Speaking at a recent media event in Maranello, Italy, team principal Mattia Binotto addressed the speculation, saying the depth of the FIA's investigation would have rooted out any foul play.

"If I look at the whole season, we have been one of the most-checked teams -- both before and after the TD had been worked up," he said. "And when you have got a performance advantage -- and certainly we had it for the whole season, because we've had a power advantage compared to our competitors since the first race -- being checked is normal and it is somehow good because through the checks you are proving your legality after the TD has been issued.

"The number of checks on our cars have multiplied, the results have been shown to the FIA and the details have been discussed. So whatever could have been done through collaboration with the FIA has been done.

"We have never changed our way of operating the engine for the last part of the season, showing that our power unit is fully legal. Had that not been the case, if there would have been any non-legality, it would have come out at the very first check."

Binotto added that Ferrari had faced a huge performance deficit to Mercedes in 2014, when the current engine regulations were introduced, and had been working hard to close the gap before it gained an advantage. He pointed out that questions over Mercedes' engine had been raised in recent years and, much like they have been this year, Technical Directives were issued to close loopholes.
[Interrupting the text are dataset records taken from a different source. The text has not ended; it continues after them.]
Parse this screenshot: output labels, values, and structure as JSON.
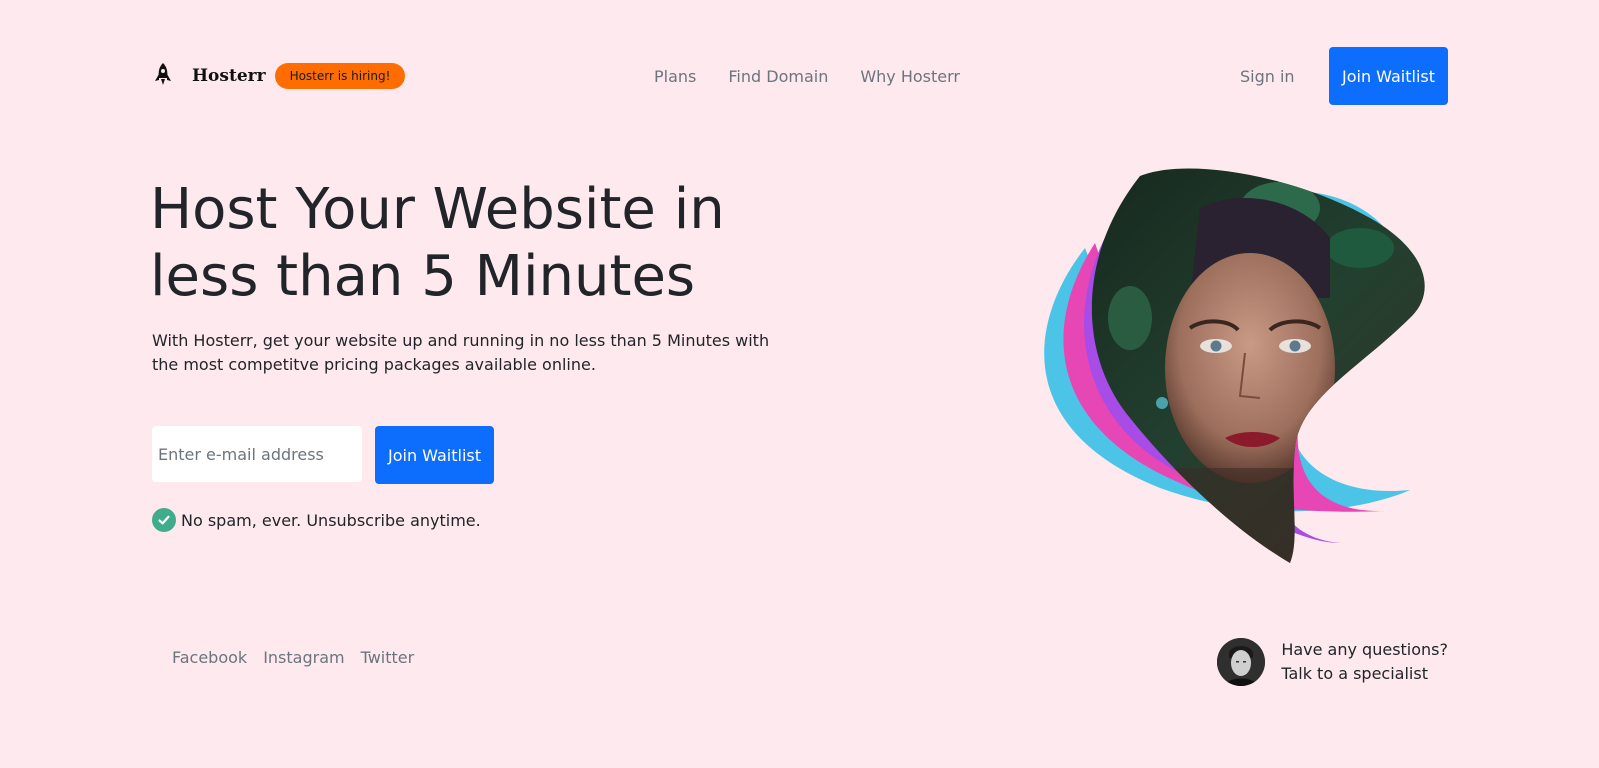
{
  "header": {
    "brand": "Hosterr",
    "hiring_badge": "Hosterr is hiring!",
    "nav": [
      "Plans",
      "Find Domain",
      "Why Hosterr"
    ],
    "signin": "Sign in",
    "cta": "Join Waitlist"
  },
  "hero": {
    "title_line1": "Host Your Website in",
    "title_line2": "less than 5 Minutes",
    "subtitle": "With Hosterr, get your website up and running in no less than 5 Minutes with the most competitve pricing packages available online.",
    "email_placeholder": "Enter e-mail address",
    "cta": "Join Waitlist",
    "note": "No spam, ever. Unsubscribe anytime."
  },
  "footer": {
    "social": [
      "Facebook",
      "Instagram",
      "Twitter"
    ],
    "help_line1": "Have any questions?",
    "help_line2": "Talk to a specialist"
  },
  "colors": {
    "background": "#fee9ee",
    "primary": "#0d6efd",
    "badge": "#ff6d00",
    "check": "#3fac8c"
  },
  "icons": {
    "logo": "rocket-icon",
    "check": "check-circle-icon"
  }
}
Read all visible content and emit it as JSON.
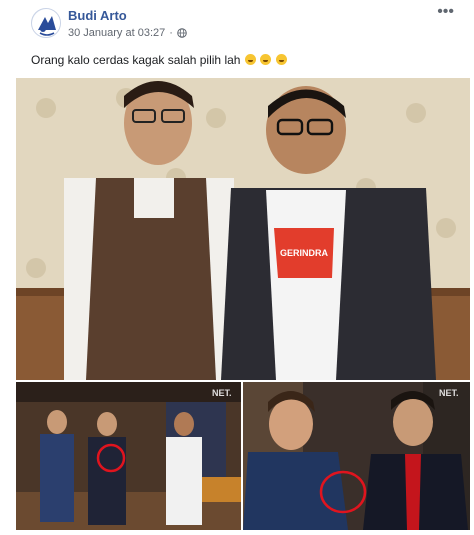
{
  "post": {
    "author": "Budi Arto",
    "timestamp": "30 January at 03:27",
    "privacy_icon": "globe-icon",
    "more_label": "•••",
    "caption_text": "Orang kalo cerdas kagak salah pilih lah",
    "caption_emoji_count": 3,
    "caption_emoji": "grinning-sweat-face"
  },
  "images": {
    "left_watermark": "NET.",
    "right_watermark": "NET.",
    "shirt_text": "GERINDRA"
  },
  "colors": {
    "author_link": "#365899",
    "highlight_circle": "#e0141e"
  }
}
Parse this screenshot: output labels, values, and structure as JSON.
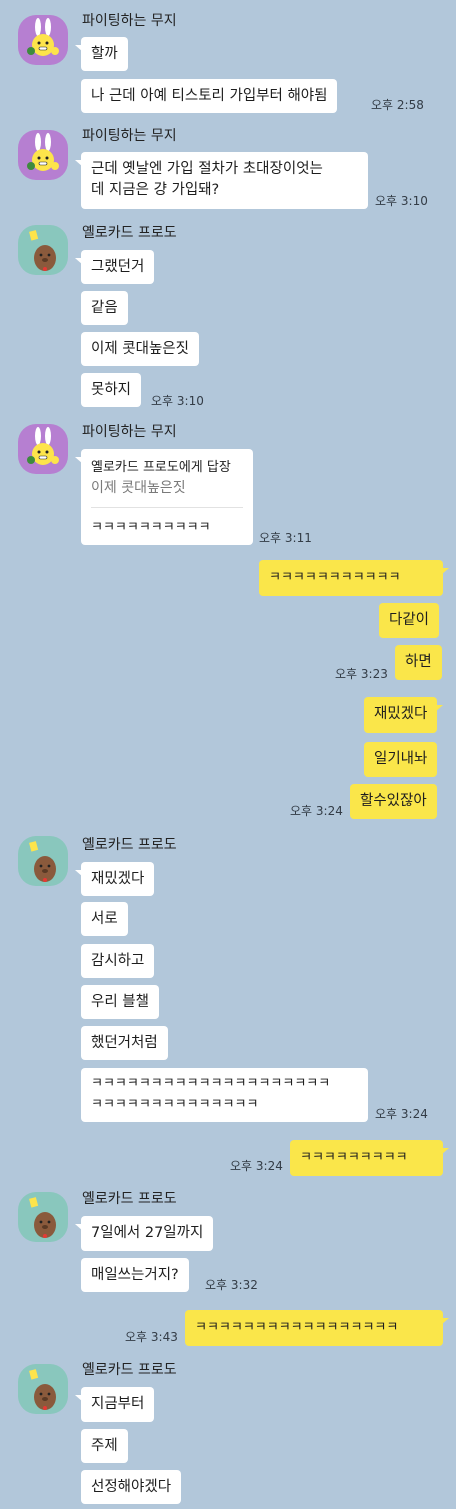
{
  "senders": {
    "muzi": "파이팅하는 무지",
    "frodo": "옐로카드 프로도"
  },
  "messages": {
    "m1": "할까",
    "m2": "나 근데 아예 티스토리 가입부터 해야됨",
    "t2": "오후 2:58",
    "m3a": "근데 옛날엔 가입 절차가 초대장이엇는",
    "m3b": "데 지금은 걍 가입돼?",
    "t3": "오후 3:10",
    "f1": "그랬던거",
    "f2": "같음",
    "f3": "이제 콧대높은짓",
    "f4": "못하지",
    "tf4": "오후 3:10",
    "reply_to": "옐로카드 프로도에게 답장",
    "reply_quote": "이제 콧대높은짓",
    "reply_text": "ㅋㅋㅋㅋㅋㅋㅋㅋㅋㅋ",
    "t_reply": "오후 3:11",
    "o1": "ㅋㅋㅋㅋㅋㅋㅋㅋㅋㅋㅋ",
    "o2": "다같이",
    "o3": "하면",
    "to3": "오후 3:23",
    "o4": "재밌겠다",
    "o5": "일기내놔",
    "o6": "할수있잖아",
    "to6": "오후 3:24",
    "g1": "재밌겠다",
    "g2": "서로",
    "g3": "감시하고",
    "g4": "우리 블챌",
    "g5": "했던거처럼",
    "g6a": "ㅋㅋㅋㅋㅋㅋㅋㅋㅋㅋㅋㅋㅋㅋㅋㅋㅋㅋㅋㅋ",
    "g6b": "ㅋㅋㅋㅋㅋㅋㅋㅋㅋㅋㅋㅋㅋㅋ",
    "tg6": "오후 3:24",
    "o7": "ㅋㅋㅋㅋㅋㅋㅋㅋㅋ",
    "to7": "오후 3:24",
    "h1": "7일에서 27일까지",
    "h2": "매일쓰는거지?",
    "th2": "오후 3:32",
    "o8": "ㅋㅋㅋㅋㅋㅋㅋㅋㅋㅋㅋㅋㅋㅋㅋㅋㅋ",
    "to8": "오후 3:43",
    "k1": "지금부터",
    "k2": "주제",
    "k3": "선정해야겠다"
  },
  "colors": {
    "background": "#b2c7da",
    "incoming_bubble": "#ffffff",
    "outgoing_bubble": "#fae64a",
    "muzi_avatar": "#b67fd1",
    "frodo_avatar": "#89c7bd"
  },
  "icons": {
    "muzi_avatar": "muzi-character-icon",
    "frodo_avatar": "frodo-character-icon"
  }
}
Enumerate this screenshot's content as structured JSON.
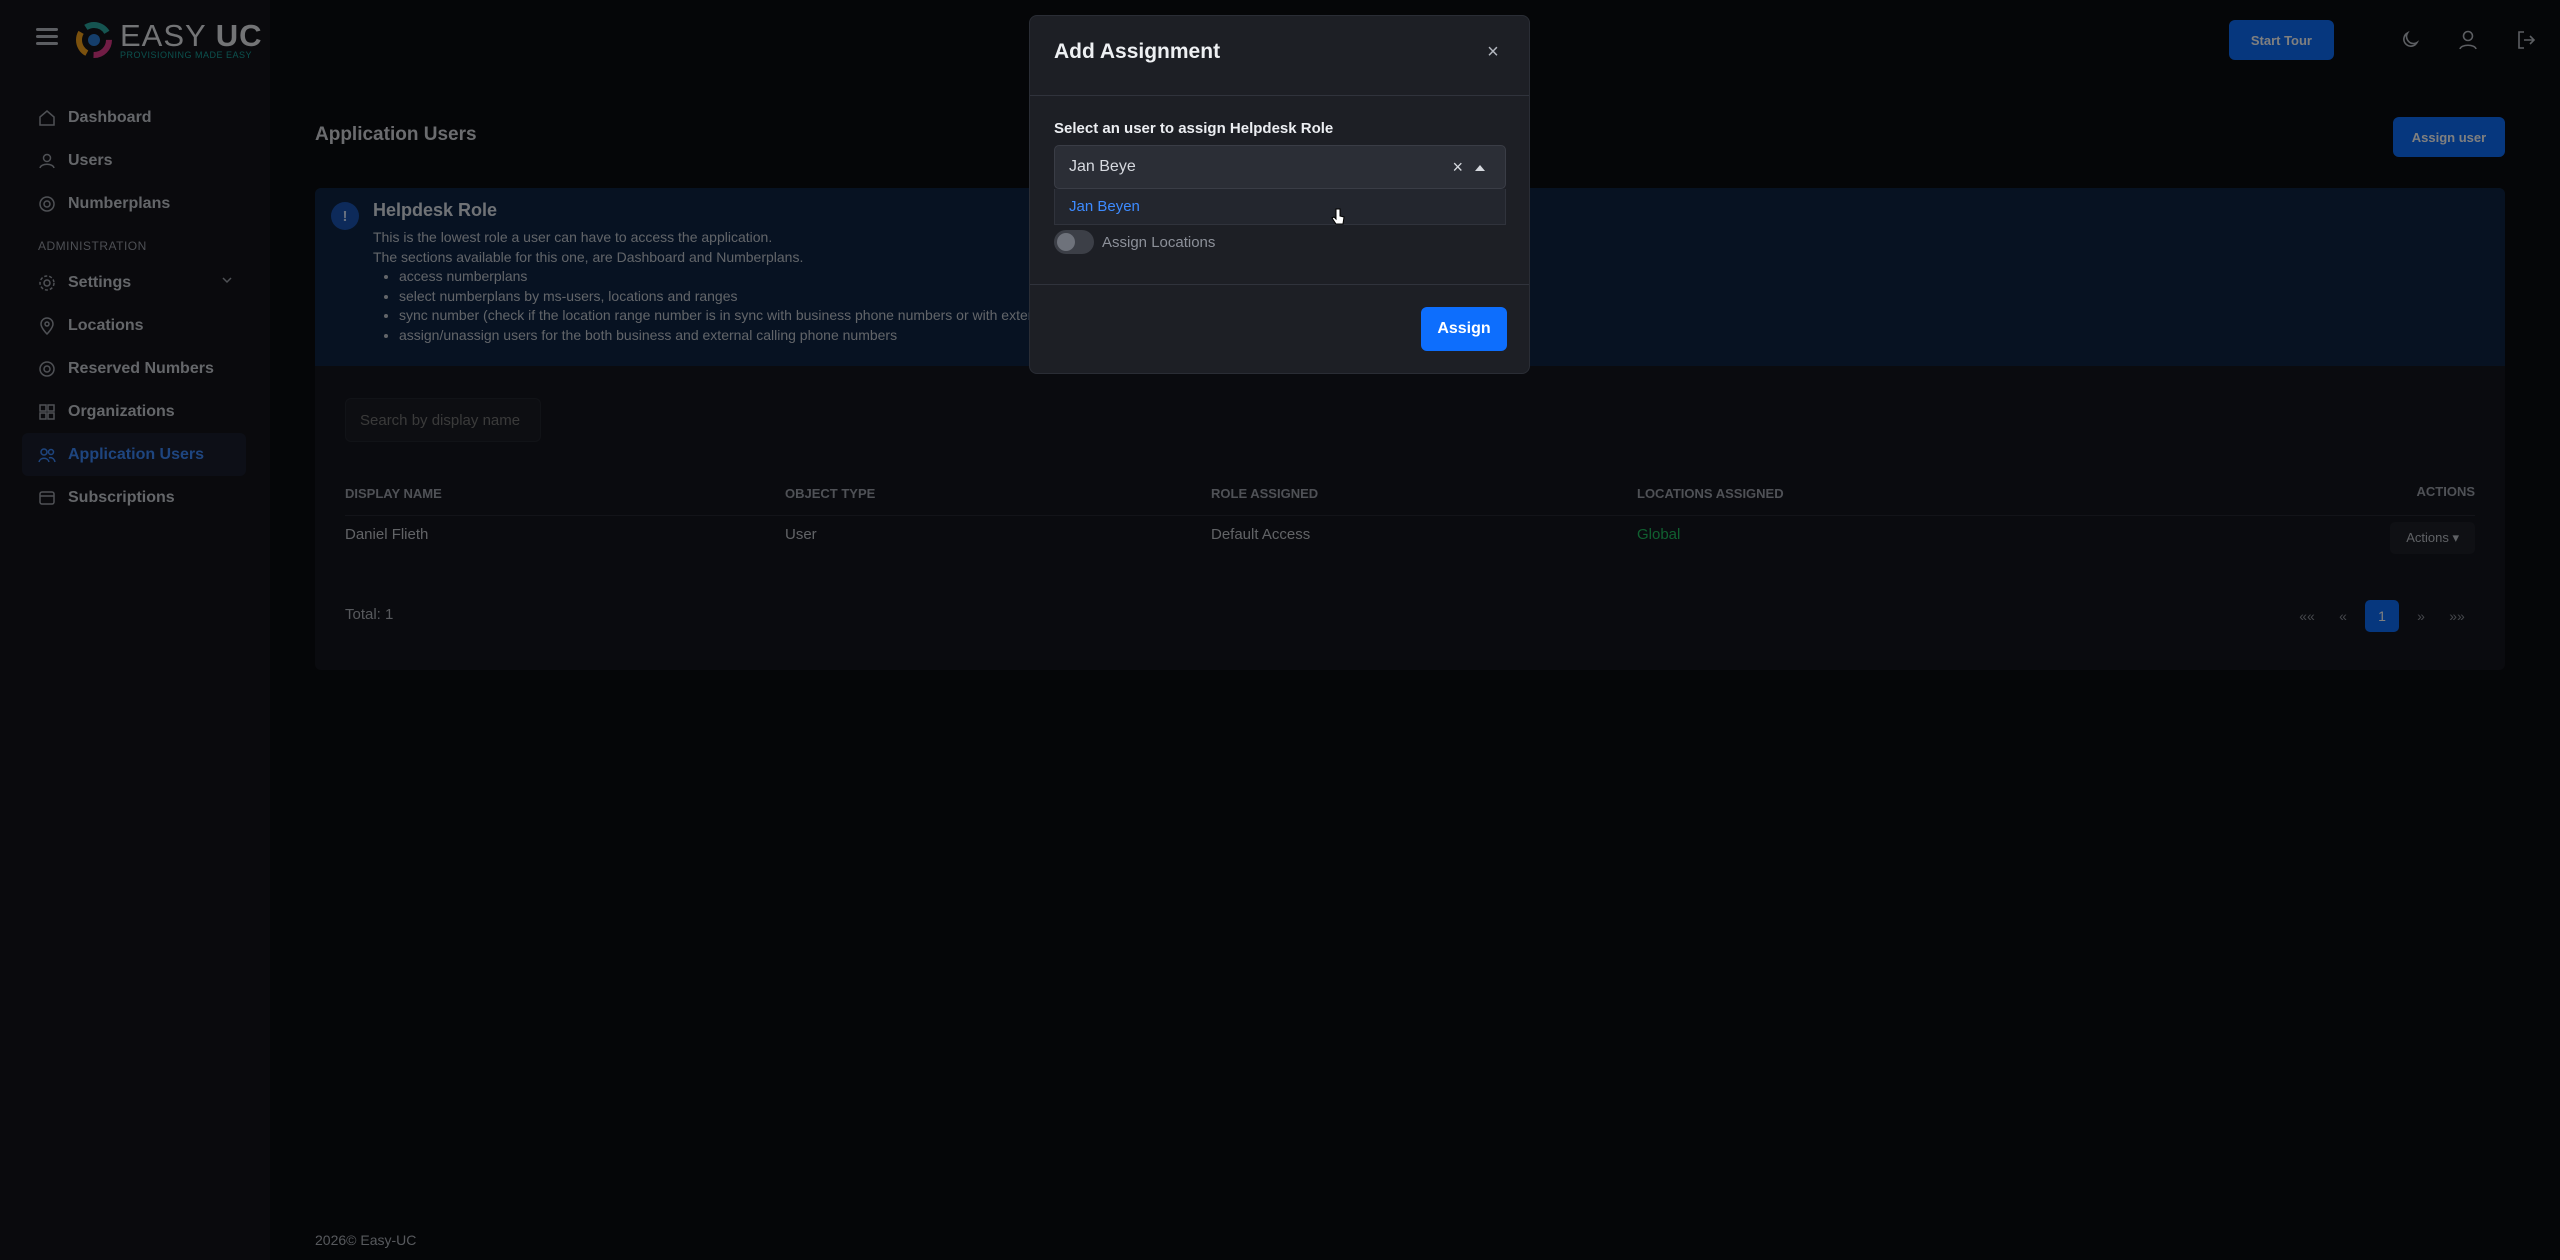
{
  "brand": {
    "name_light": "EASY",
    "name_bold": "UC",
    "tagline": "PROVISIONING MADE EASY"
  },
  "sidebar": {
    "items": [
      {
        "label": "Dashboard",
        "icon": "home-icon"
      },
      {
        "label": "Users",
        "icon": "users-icon"
      },
      {
        "label": "Numberplans",
        "icon": "numberplans-icon"
      }
    ],
    "section_label": "ADMINISTRATION",
    "admin_items": [
      {
        "label": "Settings",
        "icon": "gear-icon"
      },
      {
        "label": "Locations",
        "icon": "location-pin-icon"
      },
      {
        "label": "Reserved Numbers",
        "icon": "reserved-icon"
      },
      {
        "label": "Organizations",
        "icon": "organizations-icon"
      },
      {
        "label": "Application Users",
        "icon": "app-users-icon",
        "active": true
      },
      {
        "label": "Subscriptions",
        "icon": "subscriptions-icon"
      }
    ]
  },
  "header": {
    "start_tour": "Start Tour"
  },
  "page": {
    "title": "Application Users",
    "assign_user": "Assign user",
    "alert": {
      "title": "Helpdesk Role",
      "line1": "This is the lowest role a user can have to access the application.",
      "line2": "The sections available for this one, are Dashboard and Numberplans.",
      "bullets": [
        "access numberplans",
        "select numberplans by ms-users, locations and ranges",
        "sync number (check if the location range number is in sync with business phone numbers or with exter",
        "assign/unassign users for the both business and external calling phone numbers"
      ]
    },
    "search_placeholder": "Search by display name",
    "table": {
      "headers": [
        "DISPLAY NAME",
        "OBJECT TYPE",
        "ROLE ASSIGNED",
        "LOCATIONS ASSIGNED",
        "ACTIONS"
      ],
      "rows": [
        {
          "display_name": "Daniel Flieth",
          "object_type": "User",
          "role": "Default Access",
          "locations": "Global",
          "action": "Actions ▾"
        }
      ]
    },
    "total_label": "Total:",
    "total_value": "1",
    "pager": {
      "first": "««",
      "prev": "«",
      "current": "1",
      "next": "»",
      "last": "»»"
    }
  },
  "footer": "2026© Easy-UC",
  "modal": {
    "title": "Add Assignment",
    "label": "Select an user to assign Helpdesk Role",
    "select_value": "Jan Beye",
    "option": "Jan Beyen",
    "toggle_label": "Assign Locations",
    "toggle_on": false,
    "submit": "Assign"
  },
  "colors": {
    "primary": "#0d6efd",
    "success": "#20c060",
    "link": "#3d8bff"
  }
}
"I have to admit that in the first year of hybrid formula we were down on horsepower," he said. "Back then it was simply a matter of clarifications, a matter of addressing even further the regulations, more TDs and more discussions. But that's exactly what can happen in F1 when you have a competitive advantage.

"I remember, in 2014, we had a big gap to Mercedes, which I remember was above 80 horsepower at the time and we recognised it. We put a lot of effort and investment into our power unit to try to address it and to improve.

"And today we have got a smaller advantage compared to what they had at the time, and simply because we worked very hard as a team. I think I am somehow very happy for what we achieved."

Speaking at the same media event, Ferrari CEO Louis Camilleri, who was clearly frustrated by the accusations, underlined the importance of compliance for a company that is listed on the New York Stock Exchange.

"Ferrari is a public company and it's known worldwide -- integrity and compliance is key," he said. "I think people need to factor that in when they try to look at these allegations which have grown as the months evolved, stronger and stronger."